En vista de eso, no me he propuesto nada para este 2003. Dios proveerá, o si nos ha olvidado, como alegaba recientemente el escritor José Manuel Fajardo, el emperador de turno dispondrá y nosotros, a apechugar. Nada más alejado de mi encallecida comprensión del mundo actual que llenar una mochila de buenas intenciones para dejarla olvidada en la primera ocasión.

Pero, de todos modos, tengo una serie de deseos. Sí, me gustarían unos cuantos cambios para mejorar este planeta que compartimos más de seis millardos de seres humanos. Por desgracia, o quién sabe si por suerte para mí, ninguno de esos deseos depende de mis actos, y mucho menos de mis intenciones. Son cambios demasiado grandes, demasiado radicales, pero ahí van. Si se trata de soñar, soñemos a lo grande.

Por ejemplo, deseo que en unas próximas navidades, los ciudadanos de Haití puedan gastarse mil o dos mil millones de euros en su lotería de navidad, una vez cubiertas sus necesidades de alimentación, vivienda, educación y salud pública. Me encantaría ver a los directores de las agencias bancarias locales (seguro habrá también alguna del BSCH o del BBVA) correr tras los afortunados ganadores por las calles de Jacmel, Puerto Príncipe o Cabo Haitiano, prometiendo villas y castillas. Y disfrutaría con las imágenes de decenas de sonrisas brillantes en rostros de ébano, brindando con ron de caña y felices porque, finalmente, podrán hacer ese crucero con que tanto han soñado.

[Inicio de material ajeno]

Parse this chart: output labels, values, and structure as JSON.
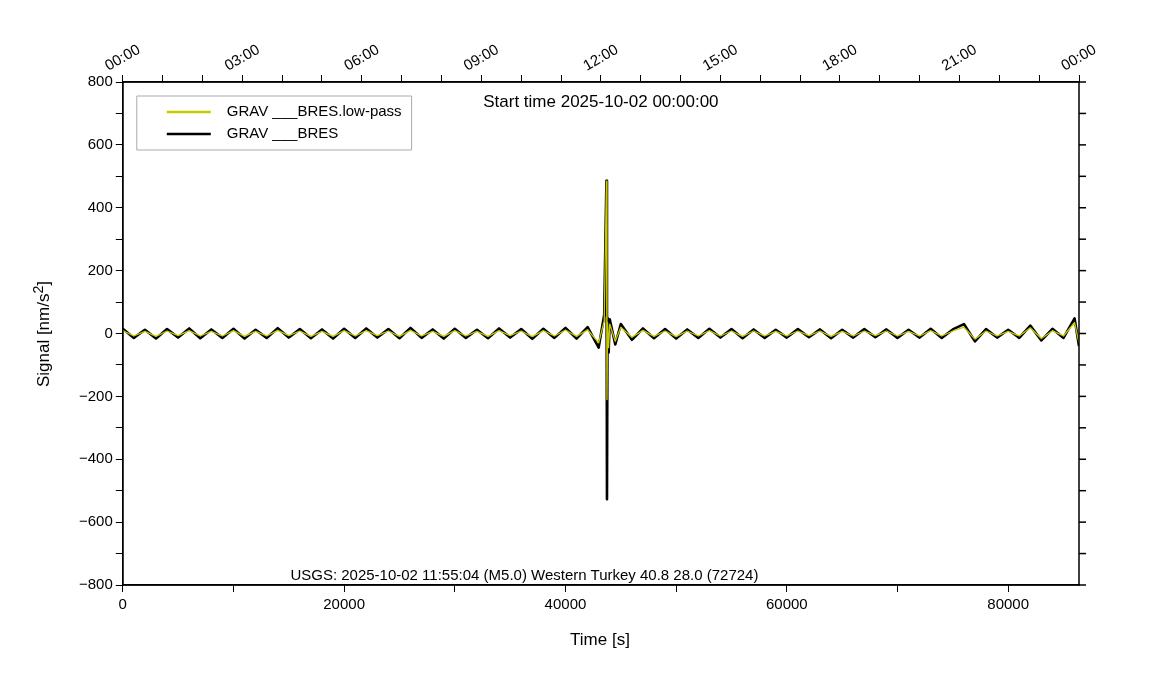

Deseo también que los ciudadanos de Etiopía se vean obligados a preocuparse por disminuir su consumo de proteínas y carbohidratos, para disminuir los índices de obesidad y enfermedades cardiovasculares. Cuánto me gustaría verlos acudir masivamente a gimnasios bien equipados, con piscinas climatizadas y saunas, acompañados de hijos bien alimentados y saludables. Y que sus únicos choques con países vecinos sean en terrenos de fútbol, disputando, por ejemplo, la Copa de África, o la del Mundo, por qué no.

Quisiera también que los gobiernos del Congo, de Sierra Leona o de Surinam dejaran de adquirir armas de todo tipo en los mercados europeos, norteamericanos o asiáticos, y que para no alterar la balanza comercial, compraran fábricas de equipos informáticos y de telecomunicaciones de última tecnología, para ayudar a satisfacer la creciente demanda de 4500 millones de consumidores dispuestos a comprar lo mejor de lo mejor.

Y mi mayor deseo sería que países como Ecuador, Marruecos y Rumanía ofrecieran, año tras año, cientos de miles de puestos de trabajo a gallegos, asturianos, cántabros y españoles en general, no sólo porque necesiten mano de obra, sino como reconocimiento solidario a personas que un día los acogieron con los brazos y el corazón abierto.

Sólo esos deseos, por el momento. El año próximo, veremos.